Some do not like garlic. Please do not use it. You can also exclude pepper if you wish. And you can even apply the method when the hostess does not rub the pieces with salt, but prepares a pickle, into which the cooked pieces are dipped. This is a wet salting of bacon. Recipes of such pickles are also slightly different from each other ingredients: someone puts pepper and garlic, and someone even adds cilantro and cardamom; others use only one salt. The hostess should know that the brine is prepared using a kilogram of salt per liter of water, the fat is infused for 5 days, then it is taken out and placed, you guessed it, in the cold.
But the most delicious is the imitation of smoked bacon by cooking it in onion husks. This method is more valuable than others in that the animal product is subjected to heat treatment, which is important in cases of its acquisition on the market.
Pieces are placed in a prepared solution and boiled for two hours. After a short cooling in air, the fat is rubbed with a mixture of salt, seasoning and chopped garlic and kept at room temperature for a day. Then, as with all other methods, it is laid out in the cold.
For a solution, as usual, you need to put a kilogram of salt per liter of water. By adding seasoning and onion peel, the liquid is brought to a boil. Everything is very simple! And another plus is that it requires very little time such salting of fat. Recipes of such a “husky” pickle also differ from each other, but basically they are extremely similar.

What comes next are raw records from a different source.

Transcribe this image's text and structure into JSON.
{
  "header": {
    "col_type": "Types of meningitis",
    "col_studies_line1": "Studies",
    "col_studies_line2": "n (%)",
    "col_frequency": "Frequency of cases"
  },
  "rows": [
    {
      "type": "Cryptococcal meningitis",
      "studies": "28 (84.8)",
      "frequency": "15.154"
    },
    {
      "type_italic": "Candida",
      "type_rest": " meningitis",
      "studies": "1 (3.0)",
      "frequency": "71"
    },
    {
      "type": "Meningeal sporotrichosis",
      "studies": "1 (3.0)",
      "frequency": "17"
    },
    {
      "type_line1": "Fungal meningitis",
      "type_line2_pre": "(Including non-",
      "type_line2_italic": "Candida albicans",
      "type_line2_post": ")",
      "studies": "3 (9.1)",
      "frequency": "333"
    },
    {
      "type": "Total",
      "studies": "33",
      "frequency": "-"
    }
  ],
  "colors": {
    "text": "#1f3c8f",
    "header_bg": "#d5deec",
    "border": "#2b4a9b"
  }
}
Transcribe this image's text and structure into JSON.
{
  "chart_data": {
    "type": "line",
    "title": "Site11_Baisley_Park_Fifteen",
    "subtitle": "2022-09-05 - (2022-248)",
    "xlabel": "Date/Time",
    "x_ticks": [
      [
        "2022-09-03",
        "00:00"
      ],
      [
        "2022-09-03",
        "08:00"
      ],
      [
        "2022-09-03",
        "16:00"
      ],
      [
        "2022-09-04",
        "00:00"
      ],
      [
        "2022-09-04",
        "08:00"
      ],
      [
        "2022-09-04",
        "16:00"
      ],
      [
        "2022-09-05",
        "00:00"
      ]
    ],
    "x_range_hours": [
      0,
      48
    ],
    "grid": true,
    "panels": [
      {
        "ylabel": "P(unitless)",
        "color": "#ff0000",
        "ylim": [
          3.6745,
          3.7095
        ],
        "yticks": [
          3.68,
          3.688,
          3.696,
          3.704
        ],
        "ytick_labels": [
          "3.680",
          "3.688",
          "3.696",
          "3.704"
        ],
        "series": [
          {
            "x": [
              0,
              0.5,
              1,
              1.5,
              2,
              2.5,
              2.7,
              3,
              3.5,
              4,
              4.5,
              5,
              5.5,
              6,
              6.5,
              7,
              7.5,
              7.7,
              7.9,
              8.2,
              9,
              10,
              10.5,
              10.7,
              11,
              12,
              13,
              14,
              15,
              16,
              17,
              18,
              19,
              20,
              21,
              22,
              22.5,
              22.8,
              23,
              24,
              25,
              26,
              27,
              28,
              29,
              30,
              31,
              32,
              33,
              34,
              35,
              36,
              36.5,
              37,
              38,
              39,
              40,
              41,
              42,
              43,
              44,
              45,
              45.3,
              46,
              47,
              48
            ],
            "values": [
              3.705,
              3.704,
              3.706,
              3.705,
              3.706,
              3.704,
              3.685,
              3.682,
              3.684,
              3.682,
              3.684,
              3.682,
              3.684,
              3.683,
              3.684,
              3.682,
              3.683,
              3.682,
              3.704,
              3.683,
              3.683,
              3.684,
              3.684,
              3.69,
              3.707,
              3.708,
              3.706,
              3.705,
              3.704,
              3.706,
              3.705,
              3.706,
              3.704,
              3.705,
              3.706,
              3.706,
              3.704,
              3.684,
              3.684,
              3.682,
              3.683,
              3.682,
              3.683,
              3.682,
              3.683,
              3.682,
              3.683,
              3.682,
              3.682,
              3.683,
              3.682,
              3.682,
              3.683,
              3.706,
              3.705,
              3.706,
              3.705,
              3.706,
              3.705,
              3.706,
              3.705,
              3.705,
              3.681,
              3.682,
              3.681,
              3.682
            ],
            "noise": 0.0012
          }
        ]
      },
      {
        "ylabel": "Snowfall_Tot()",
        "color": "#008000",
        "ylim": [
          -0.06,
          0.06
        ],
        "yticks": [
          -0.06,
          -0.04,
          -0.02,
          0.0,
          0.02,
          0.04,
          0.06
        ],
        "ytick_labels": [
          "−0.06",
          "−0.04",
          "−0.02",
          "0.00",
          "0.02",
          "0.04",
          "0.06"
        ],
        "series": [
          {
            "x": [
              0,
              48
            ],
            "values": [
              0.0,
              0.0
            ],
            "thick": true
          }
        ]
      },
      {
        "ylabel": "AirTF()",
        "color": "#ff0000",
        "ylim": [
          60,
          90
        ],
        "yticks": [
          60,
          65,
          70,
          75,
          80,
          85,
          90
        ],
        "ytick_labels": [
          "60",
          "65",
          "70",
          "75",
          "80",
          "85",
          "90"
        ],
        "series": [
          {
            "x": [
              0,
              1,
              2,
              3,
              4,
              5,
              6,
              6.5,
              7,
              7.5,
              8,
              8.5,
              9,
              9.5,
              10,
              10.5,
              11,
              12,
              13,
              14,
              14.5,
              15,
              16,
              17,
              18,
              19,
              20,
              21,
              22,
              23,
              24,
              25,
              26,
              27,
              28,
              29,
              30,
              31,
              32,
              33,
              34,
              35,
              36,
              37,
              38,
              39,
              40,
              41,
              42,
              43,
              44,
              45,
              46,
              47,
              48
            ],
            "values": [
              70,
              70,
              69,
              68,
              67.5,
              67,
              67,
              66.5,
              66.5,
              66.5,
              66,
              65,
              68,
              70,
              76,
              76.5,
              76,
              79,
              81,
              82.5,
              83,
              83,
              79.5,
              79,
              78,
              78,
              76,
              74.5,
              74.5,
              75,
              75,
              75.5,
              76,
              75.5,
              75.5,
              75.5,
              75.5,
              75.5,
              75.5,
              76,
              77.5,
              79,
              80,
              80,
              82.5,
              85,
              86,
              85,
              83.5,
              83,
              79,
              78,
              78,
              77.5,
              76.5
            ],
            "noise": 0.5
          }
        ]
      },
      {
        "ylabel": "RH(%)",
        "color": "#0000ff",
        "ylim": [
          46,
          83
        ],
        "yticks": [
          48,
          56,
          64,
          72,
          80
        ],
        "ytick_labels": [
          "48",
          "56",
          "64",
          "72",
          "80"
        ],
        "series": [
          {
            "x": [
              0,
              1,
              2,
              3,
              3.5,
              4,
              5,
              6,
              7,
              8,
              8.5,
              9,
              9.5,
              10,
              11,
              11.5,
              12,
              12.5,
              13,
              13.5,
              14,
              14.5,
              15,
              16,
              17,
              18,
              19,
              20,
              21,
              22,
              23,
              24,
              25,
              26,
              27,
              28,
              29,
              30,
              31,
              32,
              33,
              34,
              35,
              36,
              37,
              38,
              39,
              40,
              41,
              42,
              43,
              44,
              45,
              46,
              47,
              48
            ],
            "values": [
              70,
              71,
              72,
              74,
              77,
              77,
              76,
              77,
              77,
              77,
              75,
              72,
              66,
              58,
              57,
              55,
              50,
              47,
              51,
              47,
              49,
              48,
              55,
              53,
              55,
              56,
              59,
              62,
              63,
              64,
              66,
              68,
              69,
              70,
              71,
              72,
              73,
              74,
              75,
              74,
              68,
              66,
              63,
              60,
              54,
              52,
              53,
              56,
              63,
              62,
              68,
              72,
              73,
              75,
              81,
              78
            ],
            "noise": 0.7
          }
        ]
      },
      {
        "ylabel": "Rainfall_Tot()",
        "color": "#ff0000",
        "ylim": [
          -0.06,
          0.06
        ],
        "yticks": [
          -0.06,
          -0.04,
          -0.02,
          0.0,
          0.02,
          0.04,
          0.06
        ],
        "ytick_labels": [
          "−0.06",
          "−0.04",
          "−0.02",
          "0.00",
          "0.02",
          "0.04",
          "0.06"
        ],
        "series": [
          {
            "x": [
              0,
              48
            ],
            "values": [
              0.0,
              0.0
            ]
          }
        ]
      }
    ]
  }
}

For example, you can boil lard for only 10 minutes in a decoction, then cool and, without removing it from the brine, put the whole pot in the refrigerator for a day. After this, the fat is taken out, and for a quarter of an hour it is laid out on a plate, so that excess liquid from the glass. Then it is coated with salt and crushed garlic. Such lard is harder than lard prepared in the first way. But taste and color, as they say, have no friends!